As the reviewer guessed this was derived by linking individuals presents in the KHDSS surveys by their house ID number. We have substantially increased our description of this in the paper subsection “Joint distributions of age and household occupancy” and Appendix.
16) Subsection “Hospitalisation rates”: I think I understand what the authors are trying to do […] If I understand correctly, the model captures the latter mechanism, but not the first. More clarity is needed on distinguishing these phenomenons I think.
It is correct that the main protective effect of the maternal/extended life monoclonal vaccine is to shift the age of first infection away from the critical early months of life. However, we argue that our model is better at capturing age-specific effects of infection, and therefore possible hospitalisation compared to exposure-dependent effects. Because a significant percentage of children have caught RSV by the age of one, and a large majority by the age of two, it is hard to disentangle exposure vs age as risk factors for severe disease due to RSV. However, there is some evidence that age is the more critical factor (Ohuma et al., 2012).

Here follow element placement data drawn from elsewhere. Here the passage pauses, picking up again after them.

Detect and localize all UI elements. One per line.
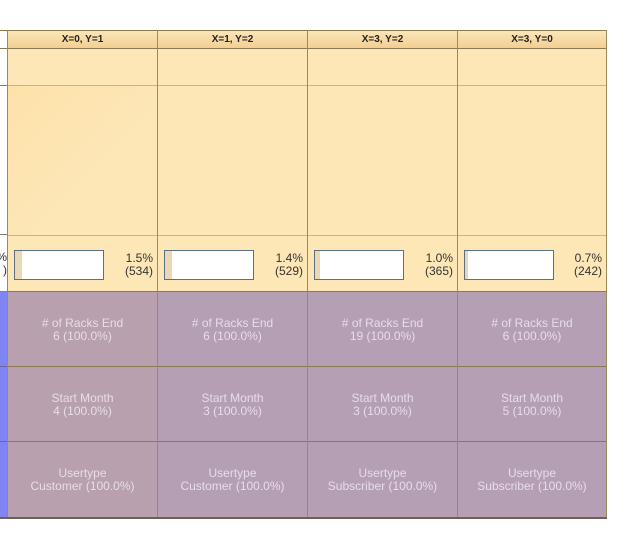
attribute-cell-racks[interactable]: # of Racks End 6 (100.0%): [158, 292, 307, 367]
size-bar-fill: [465, 251, 469, 279]
column-top-band: [158, 49, 307, 86]
attribute-value: 3 (100.0%): [203, 404, 262, 418]
column-header[interactable]: X=3, Y=0: [458, 30, 606, 49]
attribute-value: Customer (100.0%): [30, 479, 135, 493]
left-percent-fragment: %: [0, 251, 7, 264]
attribute-value: 6 (100.0%): [53, 329, 112, 343]
left-header-cell: [0, 30, 7, 49]
attribute-cell-start-month[interactable]: Start Month 3 (100.0%): [308, 367, 457, 442]
cluster-column[interactable]: X=3, Y=2 1.0% (365) # of Racks End 19 (1…: [307, 30, 457, 519]
column-header[interactable]: X=3, Y=2: [308, 30, 457, 49]
size-percent: 1.4%: [275, 251, 303, 265]
size-count: (242): [573, 264, 602, 278]
attribute-label: Start Month: [500, 391, 564, 405]
attribute-label: # of Racks End: [41, 316, 124, 330]
size-bar-row: 1.5% (534): [8, 235, 157, 292]
attribute-cell-start-month[interactable]: Start Month 5 (100.0%): [458, 367, 606, 442]
attribute-label: Usertype: [507, 466, 557, 480]
attribute-value: 4 (100.0%): [53, 404, 112, 418]
attribute-label: # of Racks End: [341, 316, 424, 330]
cluster-grid: X=0, Y=1 1.5% (534) # of Racks End 6 (10…: [7, 30, 607, 519]
attribute-cell-usertype[interactable]: Usertype Customer (100.0%): [158, 442, 307, 519]
size-readout: 1.0% (365): [425, 252, 453, 278]
left-count-fragment: ): [3, 263, 7, 277]
attribute-cell-racks[interactable]: # of Racks End 6 (100.0%): [458, 292, 606, 367]
attribute-value: 6 (100.0%): [502, 329, 562, 343]
attribute-value: 6 (100.0%): [203, 329, 262, 343]
attribute-value: Subscriber (100.0%): [327, 479, 438, 493]
size-bar-row: 1.0% (365): [308, 235, 457, 292]
size-count: (534): [124, 264, 153, 278]
attribute-label: Usertype: [358, 466, 407, 480]
left-attribute-cell: [0, 292, 7, 367]
column-top-band: [458, 49, 606, 86]
attribute-cell-usertype[interactable]: Usertype Customer (100.0%): [8, 442, 157, 519]
left-band-cell: [0, 49, 7, 86]
attribute-label: Start Month: [351, 391, 414, 405]
size-percent: 1.0%: [425, 251, 453, 265]
attribute-label: Start Month: [201, 391, 264, 405]
size-count: (365): [424, 264, 453, 278]
attribute-value: Subscriber (100.0%): [477, 479, 587, 493]
left-attribute-cell: [0, 367, 7, 442]
size-bar-fill: [315, 251, 320, 279]
cluster-column[interactable]: X=3, Y=0 0.7% (242) # of Racks End 6 (10…: [457, 30, 607, 519]
attribute-label: # of Racks End: [491, 316, 573, 330]
attribute-cell-usertype[interactable]: Usertype Subscriber (100.0%): [308, 442, 457, 519]
column-empty-area: [458, 86, 606, 235]
attribute-label: Usertype: [58, 466, 107, 480]
size-bar: [464, 250, 554, 280]
size-percent: 1.5%: [125, 251, 153, 265]
column-top-band: [308, 49, 457, 86]
attribute-label: Start Month: [51, 391, 114, 405]
left-empty-cell: [0, 86, 7, 235]
size-bar-fill: [165, 251, 172, 279]
grid-bottom-border: [0, 517, 607, 519]
column-top-band: [8, 49, 157, 86]
attribute-cell-racks[interactable]: # of Racks End 6 (100.0%): [8, 292, 157, 367]
size-bar-row: 1.4% (529): [158, 235, 307, 292]
left-bar-cell: % ): [0, 235, 7, 292]
column-empty-area: [308, 86, 457, 235]
attribute-value: 19 (100.0%): [349, 329, 416, 343]
size-bar: [14, 250, 104, 280]
column-empty-area: [8, 86, 157, 235]
cluster-column[interactable]: X=0, Y=1 1.5% (534) # of Racks End 6 (10…: [7, 30, 157, 519]
attribute-value: 3 (100.0%): [353, 404, 412, 418]
cluster-column[interactable]: X=1, Y=2 1.4% (529) # of Racks End 6 (10…: [157, 30, 307, 519]
size-bar-row: 0.7% (242): [458, 235, 606, 292]
size-readout: 0.7% (242): [574, 252, 602, 278]
attribute-label: Usertype: [208, 466, 257, 480]
size-bar-fill: [15, 251, 23, 279]
attribute-cell-usertype[interactable]: Usertype Subscriber (100.0%): [458, 442, 606, 519]
column-header[interactable]: X=0, Y=1: [8, 30, 157, 49]
left-attribute-cell: [0, 442, 7, 519]
size-bar: [314, 250, 404, 280]
size-readout: 1.5% (534): [125, 252, 153, 278]
attribute-cell-start-month[interactable]: Start Month 3 (100.0%): [158, 367, 307, 442]
attribute-cell-racks[interactable]: # of Racks End 19 (100.0%): [308, 292, 457, 367]
size-readout: 1.4% (529): [275, 252, 303, 278]
size-count: (529): [274, 264, 303, 278]
attribute-label: # of Racks End: [191, 316, 274, 330]
attribute-cell-start-month[interactable]: Start Month 4 (100.0%): [8, 367, 157, 442]
attribute-value: Customer (100.0%): [180, 479, 285, 493]
column-header[interactable]: X=1, Y=2: [158, 30, 307, 49]
column-empty-area: [158, 86, 307, 235]
attribute-value: 5 (100.0%): [502, 404, 562, 418]
left-cropped-column: % ): [0, 30, 7, 519]
size-percent: 0.7%: [574, 251, 602, 265]
size-bar: [164, 250, 254, 280]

As mentioned above, we assume that individuals, within the crude under-one/over-one dynamic groups, have an age distribution which depends on their household size and whether the household contains an under-one year old or not. This allowed us to capture social structure aspects such as households with an under-one also typically having school age children (if the household size is > 3) which potentially alters the risk of RSV introduction.
The exposure-dependent nature of infection is covered by the approximation that all over-ones have been infected at least once by RSV. A large majority of all people over the age of two have contracted RSV, so only the 1-2 year olds are likely to be significantly misrepresented by this assumption. If a truly effective RSV vaccine became available, this approximation would become increasingly problematic as the average age of first infection increased, however for the scenarios investigated in this paper we consider this approximation reasonable.